L’Arrêté Royal du 17/12/2009, entré en vigueur le 1/02/2010, relatif aux droits à rémunération pour copie privée élargit le champ d’application de la rémunération pour copié privée à de nouveaux appareils et supports – et oblige à la réalisation d’études sur ceux-ci – (qui concernent également et parfois prioritairement les ayants droit de Reprobel) tout en conservant les ayants droit d’origine, excluant toujours ainsi de la perception des droits (Arrêtés Royaux du 28/03/1996 et suivants, sur base de la LDA du 30/06/1994) entre autres les ayants droit de Copiebel. De nouveaux tarifs pour la copie privée sont entrés en vigueur depuis le 01/02/2010.

Copiebel a, quant à elle, dès 2005, modifié ses Statuts, de même qu’en juin 2009 pour apport de certaines précisions, afin de pouvoir gérer et répartir ces rémunérations auprès de ses ayants droit dès la prise des arrêtés royaux.

Fin 2012, la loi du 31 décembre portant des dispositions diverses (déjà évoquée à propos de la reprographie) a confirmé l’élargissement de l’exception pour la copie privée à toutes les œuvres protégées, donc plus seulement les œuvres sonores et audiovisuelles.

Ce 24 octobre 2013 est paru au Moniteur belge le nouvel arrêté royal relatif au droit à rémunération pour copie privée.

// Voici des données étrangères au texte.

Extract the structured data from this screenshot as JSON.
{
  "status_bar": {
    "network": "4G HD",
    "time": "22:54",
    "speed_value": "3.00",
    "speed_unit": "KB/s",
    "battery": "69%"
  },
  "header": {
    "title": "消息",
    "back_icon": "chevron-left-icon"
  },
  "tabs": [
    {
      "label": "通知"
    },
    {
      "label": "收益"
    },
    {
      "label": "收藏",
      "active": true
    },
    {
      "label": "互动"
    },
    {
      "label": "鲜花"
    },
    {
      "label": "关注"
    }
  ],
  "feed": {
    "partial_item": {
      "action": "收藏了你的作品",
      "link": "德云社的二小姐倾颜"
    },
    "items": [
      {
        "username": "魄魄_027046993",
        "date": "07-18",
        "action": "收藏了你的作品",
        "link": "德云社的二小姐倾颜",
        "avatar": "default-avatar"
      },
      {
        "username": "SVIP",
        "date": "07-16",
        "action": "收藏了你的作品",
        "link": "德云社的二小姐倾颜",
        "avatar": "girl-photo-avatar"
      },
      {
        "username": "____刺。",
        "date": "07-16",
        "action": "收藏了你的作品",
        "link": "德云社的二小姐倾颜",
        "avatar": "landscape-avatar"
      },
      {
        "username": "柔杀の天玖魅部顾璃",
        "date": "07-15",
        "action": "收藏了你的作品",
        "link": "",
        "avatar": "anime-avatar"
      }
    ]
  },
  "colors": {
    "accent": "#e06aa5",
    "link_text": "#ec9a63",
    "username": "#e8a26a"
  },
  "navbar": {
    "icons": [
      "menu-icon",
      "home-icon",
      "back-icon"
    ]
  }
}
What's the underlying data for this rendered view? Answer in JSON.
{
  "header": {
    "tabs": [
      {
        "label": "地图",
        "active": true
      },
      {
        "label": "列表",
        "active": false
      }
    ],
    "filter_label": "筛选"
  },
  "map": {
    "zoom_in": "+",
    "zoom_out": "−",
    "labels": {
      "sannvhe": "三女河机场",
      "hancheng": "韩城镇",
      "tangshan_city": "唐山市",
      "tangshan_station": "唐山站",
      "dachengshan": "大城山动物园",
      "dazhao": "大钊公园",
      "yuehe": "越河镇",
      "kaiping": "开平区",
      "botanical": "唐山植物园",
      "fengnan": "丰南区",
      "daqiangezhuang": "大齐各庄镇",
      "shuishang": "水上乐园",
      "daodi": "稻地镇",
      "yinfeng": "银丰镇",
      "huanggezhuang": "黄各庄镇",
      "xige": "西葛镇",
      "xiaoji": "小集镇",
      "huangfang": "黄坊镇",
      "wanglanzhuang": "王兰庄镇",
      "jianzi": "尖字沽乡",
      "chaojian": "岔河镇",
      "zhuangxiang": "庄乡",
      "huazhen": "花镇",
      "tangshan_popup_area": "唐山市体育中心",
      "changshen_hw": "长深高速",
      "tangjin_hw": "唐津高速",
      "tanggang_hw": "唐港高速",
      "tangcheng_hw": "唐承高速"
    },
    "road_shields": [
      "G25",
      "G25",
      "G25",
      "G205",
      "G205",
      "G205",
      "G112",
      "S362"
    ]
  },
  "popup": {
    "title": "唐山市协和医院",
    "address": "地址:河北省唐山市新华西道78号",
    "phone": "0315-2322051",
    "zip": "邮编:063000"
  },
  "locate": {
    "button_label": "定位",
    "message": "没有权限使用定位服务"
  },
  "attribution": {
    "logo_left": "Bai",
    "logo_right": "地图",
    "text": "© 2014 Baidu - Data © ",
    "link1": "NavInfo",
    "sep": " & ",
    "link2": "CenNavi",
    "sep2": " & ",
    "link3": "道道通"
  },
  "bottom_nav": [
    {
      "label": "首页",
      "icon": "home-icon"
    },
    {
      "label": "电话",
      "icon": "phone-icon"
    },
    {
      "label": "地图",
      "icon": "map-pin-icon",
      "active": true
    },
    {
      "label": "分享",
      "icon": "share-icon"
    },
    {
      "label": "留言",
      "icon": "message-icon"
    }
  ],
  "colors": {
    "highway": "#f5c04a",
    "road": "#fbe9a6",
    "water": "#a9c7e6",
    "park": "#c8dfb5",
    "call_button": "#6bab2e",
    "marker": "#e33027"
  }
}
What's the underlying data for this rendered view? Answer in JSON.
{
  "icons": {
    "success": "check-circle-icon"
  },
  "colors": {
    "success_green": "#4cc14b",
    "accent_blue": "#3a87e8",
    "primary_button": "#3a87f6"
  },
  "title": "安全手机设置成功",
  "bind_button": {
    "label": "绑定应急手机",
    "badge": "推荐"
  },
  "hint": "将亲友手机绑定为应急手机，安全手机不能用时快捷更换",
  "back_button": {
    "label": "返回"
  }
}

Une des grandes nouveautés du texte est de soumettre désormais les tablettes à la redevance pour copie privée. Cet arrêté attendu depuis 2005 entrera en vigueur le 1er décembre prochain. Dès cette date, à l’instar de ce qui se fait déjà au niveau de Reprobel concernant la reprographie et le prêt public, Copiebel adhérera à Auvibel, société nationale de gestion collective pour la copie privée, afin d’y représenter ses ayants droit et y percevoir la rémunération pour copie privée due qu’elle répartira ensuite selon ses barèmes internes.

Copiebel s´attèlera donc prochainement à la mise en place de règles de répartition pour la copie privée qui devront être approuvées par son Assemblée générale et par le SPF Economie.